More importantly, a victory for IS would give the group prestige among the dozens of groups lined up in the fight against Syrian President Bashar Assad. It would also secure the terror organization's flow of oil to a lucrative market – its link to the outside world via Turkey, as I reported last week.

Proof that this conflict is far from being a religious war, as IS would have the world believe, is the current battle to the finish between the Sunni militant group and the Kurds in Kobani. The Kurds are overwhelmingly Sunni Muslim, yet IS is going after them with a vengeance. It's a revealing detail about who's in power in IS: former members of the regime led by Saddam Hussein, who, it should be recalled, used chemical weapons against the Kurds, gassing entire villages.

Today that battle continues in Kobani. IS has surrounded the Kurds on almost every side with tanks and shelled the city with heavy weapons. Kurdish fighters are resisting as much as they can with the few weapons they have.

In moving the front line to another region entirely, IS has once again shown that it is as agile on the battlefield as it is in its business operations.

The group shifts troops and materiel from one theatre of operations to another, easily adapting to the changing political and economic outlines of the conflict. At the end of the day, their fight is not for control of the mosques, but oil fields.

Why Kobani? Why the Turkish border? Why now? Three reasons.

First: IS has devoted so much energy and fighters to winning control of this otherwise non-descriptive town mostly because of its close proximity to the Turkish border. Much of the IS's clandestine trade -- selling oil it has illicitly acquired from Syrian and Iraqi oil fields -- transits through Turkey.

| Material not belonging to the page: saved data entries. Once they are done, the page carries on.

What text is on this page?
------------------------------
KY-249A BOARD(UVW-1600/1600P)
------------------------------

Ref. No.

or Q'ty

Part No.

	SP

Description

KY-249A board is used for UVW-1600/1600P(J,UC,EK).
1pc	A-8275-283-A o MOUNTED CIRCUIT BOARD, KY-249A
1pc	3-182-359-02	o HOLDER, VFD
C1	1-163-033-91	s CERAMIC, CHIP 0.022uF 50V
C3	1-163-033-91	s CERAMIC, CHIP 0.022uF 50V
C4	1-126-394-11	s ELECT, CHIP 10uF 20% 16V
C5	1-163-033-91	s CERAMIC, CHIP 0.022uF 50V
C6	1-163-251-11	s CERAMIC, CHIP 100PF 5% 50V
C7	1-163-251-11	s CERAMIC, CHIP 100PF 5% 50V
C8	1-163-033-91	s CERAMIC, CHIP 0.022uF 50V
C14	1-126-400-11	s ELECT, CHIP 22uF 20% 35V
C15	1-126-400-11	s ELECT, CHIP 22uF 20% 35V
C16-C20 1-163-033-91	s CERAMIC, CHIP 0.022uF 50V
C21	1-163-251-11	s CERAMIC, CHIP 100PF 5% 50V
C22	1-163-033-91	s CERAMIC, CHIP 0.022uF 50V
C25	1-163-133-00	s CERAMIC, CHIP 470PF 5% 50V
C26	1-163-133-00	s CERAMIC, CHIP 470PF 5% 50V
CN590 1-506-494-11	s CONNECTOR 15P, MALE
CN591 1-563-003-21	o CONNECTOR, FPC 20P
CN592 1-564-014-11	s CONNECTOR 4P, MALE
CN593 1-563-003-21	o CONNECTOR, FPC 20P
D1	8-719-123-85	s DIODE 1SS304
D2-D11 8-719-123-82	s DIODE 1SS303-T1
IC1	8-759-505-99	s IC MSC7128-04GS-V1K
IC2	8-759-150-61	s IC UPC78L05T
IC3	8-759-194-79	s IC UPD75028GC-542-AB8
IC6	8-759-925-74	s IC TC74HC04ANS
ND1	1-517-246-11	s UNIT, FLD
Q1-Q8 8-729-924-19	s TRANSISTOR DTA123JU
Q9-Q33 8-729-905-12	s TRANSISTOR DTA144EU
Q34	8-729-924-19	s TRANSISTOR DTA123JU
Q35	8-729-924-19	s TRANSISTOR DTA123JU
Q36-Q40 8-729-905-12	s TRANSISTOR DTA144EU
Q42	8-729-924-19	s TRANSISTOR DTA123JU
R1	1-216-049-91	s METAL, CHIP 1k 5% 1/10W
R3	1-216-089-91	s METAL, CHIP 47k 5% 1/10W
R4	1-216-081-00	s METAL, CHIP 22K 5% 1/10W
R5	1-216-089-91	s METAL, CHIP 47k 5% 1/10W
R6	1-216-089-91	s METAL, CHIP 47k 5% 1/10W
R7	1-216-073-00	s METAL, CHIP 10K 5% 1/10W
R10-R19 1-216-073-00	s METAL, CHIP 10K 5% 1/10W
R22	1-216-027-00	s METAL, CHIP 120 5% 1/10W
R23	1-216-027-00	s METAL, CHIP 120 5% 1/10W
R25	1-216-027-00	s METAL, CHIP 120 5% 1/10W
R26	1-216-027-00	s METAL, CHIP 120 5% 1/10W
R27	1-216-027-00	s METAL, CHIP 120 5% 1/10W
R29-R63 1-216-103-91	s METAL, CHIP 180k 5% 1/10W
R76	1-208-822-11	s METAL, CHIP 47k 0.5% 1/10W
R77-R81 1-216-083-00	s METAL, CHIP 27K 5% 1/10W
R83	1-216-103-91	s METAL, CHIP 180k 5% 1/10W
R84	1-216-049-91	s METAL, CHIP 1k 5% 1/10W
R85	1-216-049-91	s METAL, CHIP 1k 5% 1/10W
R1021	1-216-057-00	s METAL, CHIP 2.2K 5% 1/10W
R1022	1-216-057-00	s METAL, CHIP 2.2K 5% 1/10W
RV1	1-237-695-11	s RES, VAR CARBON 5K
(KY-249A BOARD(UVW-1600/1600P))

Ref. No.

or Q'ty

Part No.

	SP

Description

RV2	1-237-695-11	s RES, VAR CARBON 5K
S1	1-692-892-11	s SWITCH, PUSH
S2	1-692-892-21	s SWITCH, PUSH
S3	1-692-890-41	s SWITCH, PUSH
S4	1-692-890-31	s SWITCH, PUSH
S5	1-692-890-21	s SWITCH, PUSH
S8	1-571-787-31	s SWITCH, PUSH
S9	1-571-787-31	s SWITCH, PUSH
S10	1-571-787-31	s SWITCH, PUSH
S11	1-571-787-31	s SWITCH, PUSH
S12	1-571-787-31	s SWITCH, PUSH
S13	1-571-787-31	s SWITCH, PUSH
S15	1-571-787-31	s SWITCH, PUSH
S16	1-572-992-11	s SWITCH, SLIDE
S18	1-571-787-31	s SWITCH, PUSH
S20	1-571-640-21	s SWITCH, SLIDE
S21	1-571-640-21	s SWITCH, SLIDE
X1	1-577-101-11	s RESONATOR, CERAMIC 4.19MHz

Second: It gives IS a chance to further weaken the Kurds. Although they are from the same branch of Islam, IS sees the Kurds as an obstacle on their road to total domination of the caliphate declared by their leader, Abu Bakr al-Baghdadi.

Third: Kobani represents an opportunity for IS to expand its influence in the region.    

Turkey -- a regional "superpower" -- is the only country with enough troops and armor and air support to inflict serous damage on IS. Yet the government of Recep Tayyip Erdogan seems extremely reluctant to intervene, despite a government pledge to do whatever it takes to prevent Kobani from falling.

That's the equivalent of Ankara playing with fire where relations with its own Kurdish population are concerned. Turkish Kurds are furious that Ankara is holding back from intervening in Kobani until the U.S.-led coalition meets certain demands, like establishing a no-fly zone and a buffer zone in northern Syria. Turkey also wants a clearer understanding about how, or whether, Washington is going to help drive Assad from power.

Meanwhile, Kurds have watched helplessly from across the border as the battle rages and Turkish ambulances race to bring the wounded to hospitals near the frontier.

Turkey is playing a dangerous game by using the Kurds as currency in this situation. It should remember that playing with fire so close to oil can be explosive.